The stars still come to Havana, though now it’s names like Jay-Z and Beyonc, who recently stayed at Hotel Saratoga. The boutique property has a delicious rooftop pool, five-star luxury and wifi, which in itself is luxurious in Cuba.

Also worth considering is the Habaguanex group of hotels, beautifully restored historic properties in the oldest parts of Havana. There’s an incomparable charm to sitting down to breakfast in an airy courtyard that has stood for more than 250 years, as we did at Hotel Palacio del Marques de San Felipe y Santiago de Bejucal.

Homestays and private apartment rentals are also popular with visitors from around the world. In fact, since Airbnb launched in Cuba, the number of accommodation listings in the country has more than tripled. According to a source at Airbnb, it took some of the lodging company’s biggest markets — including San Francisco and Berlin — three years for the community to grow to 1,000 listings. In Cuba it took just two months.

The existing network of “casas particulares” or private home rentals made Airbnb a natural fit for Cuba. Locals have a reputation as warm and welcoming hosts, and visitors to the Caribbean island nation often report that the best Cuban food is served straight out of home kitchens.

About 40 per cent of Airbnb listings in Cuba are for Havana properties, with the rest spread over 30 locations including historic trading ports and stunning beachfront towns.

It’s easy to fill four or five days in Havana, and if you have more time to spare there is plenty more of Cuba to experience. Sun-worshippers head to the upscale resorts that line Varadero beach or along the keys in Santa Maria. Powdery soft white sand and no-filter-required turquoise warm water make these the kind of Caribbean beaches dreams are made of during long, cold winters.

A day trip from Havana to Vinales offers opportunities to hike to magnificent waterfalls, visit farms where the world’s finest cigar tobacco is grown and enjoy the down-home hospitality of Cuban countryfolk.
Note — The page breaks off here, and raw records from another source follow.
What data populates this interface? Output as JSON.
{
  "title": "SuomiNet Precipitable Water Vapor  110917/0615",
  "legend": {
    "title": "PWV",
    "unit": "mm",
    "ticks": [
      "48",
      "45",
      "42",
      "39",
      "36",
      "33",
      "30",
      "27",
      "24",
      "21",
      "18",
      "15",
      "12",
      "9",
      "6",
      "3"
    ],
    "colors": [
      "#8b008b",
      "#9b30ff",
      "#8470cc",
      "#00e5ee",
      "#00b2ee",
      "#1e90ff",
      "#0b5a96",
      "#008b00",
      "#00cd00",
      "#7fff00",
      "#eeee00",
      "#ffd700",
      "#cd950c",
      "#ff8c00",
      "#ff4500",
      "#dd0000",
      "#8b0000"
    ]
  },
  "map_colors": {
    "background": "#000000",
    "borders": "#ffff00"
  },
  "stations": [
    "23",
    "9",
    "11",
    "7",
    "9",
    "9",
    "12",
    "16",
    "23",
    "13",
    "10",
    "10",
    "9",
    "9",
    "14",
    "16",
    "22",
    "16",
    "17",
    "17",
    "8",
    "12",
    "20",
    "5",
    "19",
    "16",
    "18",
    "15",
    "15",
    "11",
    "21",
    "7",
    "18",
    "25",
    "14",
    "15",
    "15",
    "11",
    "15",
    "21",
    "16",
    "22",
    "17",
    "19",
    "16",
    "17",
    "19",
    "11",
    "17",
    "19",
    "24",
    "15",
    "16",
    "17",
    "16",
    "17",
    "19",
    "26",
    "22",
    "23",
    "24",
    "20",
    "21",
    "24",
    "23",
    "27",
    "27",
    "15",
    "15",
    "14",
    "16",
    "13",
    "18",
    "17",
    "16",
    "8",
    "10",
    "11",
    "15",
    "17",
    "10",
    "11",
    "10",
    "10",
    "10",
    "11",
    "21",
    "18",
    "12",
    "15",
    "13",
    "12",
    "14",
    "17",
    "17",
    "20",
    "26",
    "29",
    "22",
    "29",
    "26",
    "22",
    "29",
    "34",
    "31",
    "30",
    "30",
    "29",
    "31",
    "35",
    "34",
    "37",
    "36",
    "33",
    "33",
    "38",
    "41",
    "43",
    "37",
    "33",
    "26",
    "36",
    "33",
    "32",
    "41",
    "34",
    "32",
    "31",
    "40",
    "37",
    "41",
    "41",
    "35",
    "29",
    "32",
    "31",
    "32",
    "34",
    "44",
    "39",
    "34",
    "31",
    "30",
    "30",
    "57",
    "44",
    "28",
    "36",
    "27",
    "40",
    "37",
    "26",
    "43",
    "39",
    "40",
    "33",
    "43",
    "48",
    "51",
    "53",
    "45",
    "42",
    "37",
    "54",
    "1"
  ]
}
In the UNESCO World Heritage town of Trinidad, architecture buffs will enjoy historic plazas, Spanish Colonial-era buildings and open-air music casas, where the sensual sounds of Afro-Cuban jazz fill the night.

Need to know

Australians need a visa — known as a tourist card — to enter Cuba. It’s possible to buy the tourist card at check-in at most airport departure points for Cuba.

The smartraveller.gov.au website advises exercising a normal degree of safety precaution in Cuba. Most Cuban people you’ll meet will be friendly and welcoming, however don’t be surprised if strangers ask you for spare pesos, candy and soap. There is widespread poverty and imported items are coveted.

Spanish is the official language, and the local dialect is known as Cuban Spanish. While English is widely spoken, it’s a good idea to brush up on your “por favor” before you go.

Wifi is hard to find and usually expensive. Internet cafes in general are scarce, often with slow connections.

Don’t rely on using your credit card in Cuba: this is a cash economy and most businesses do not accept credit card. American Express cards are not accepted at all. It can also be difficult to withdraw cash from ATMs, so it’s essential to take as much cash with you as you’ll need.

It’s better to bring Euros. Travellers must change their currency to CUCs (the Cuban convertible peso) and are charged a three per cent fee to do so. However, those converting from US dollars are whacked with an additional 10 per cent tax. Australian dollars are accepted at some, but not all, currency exchange vendors.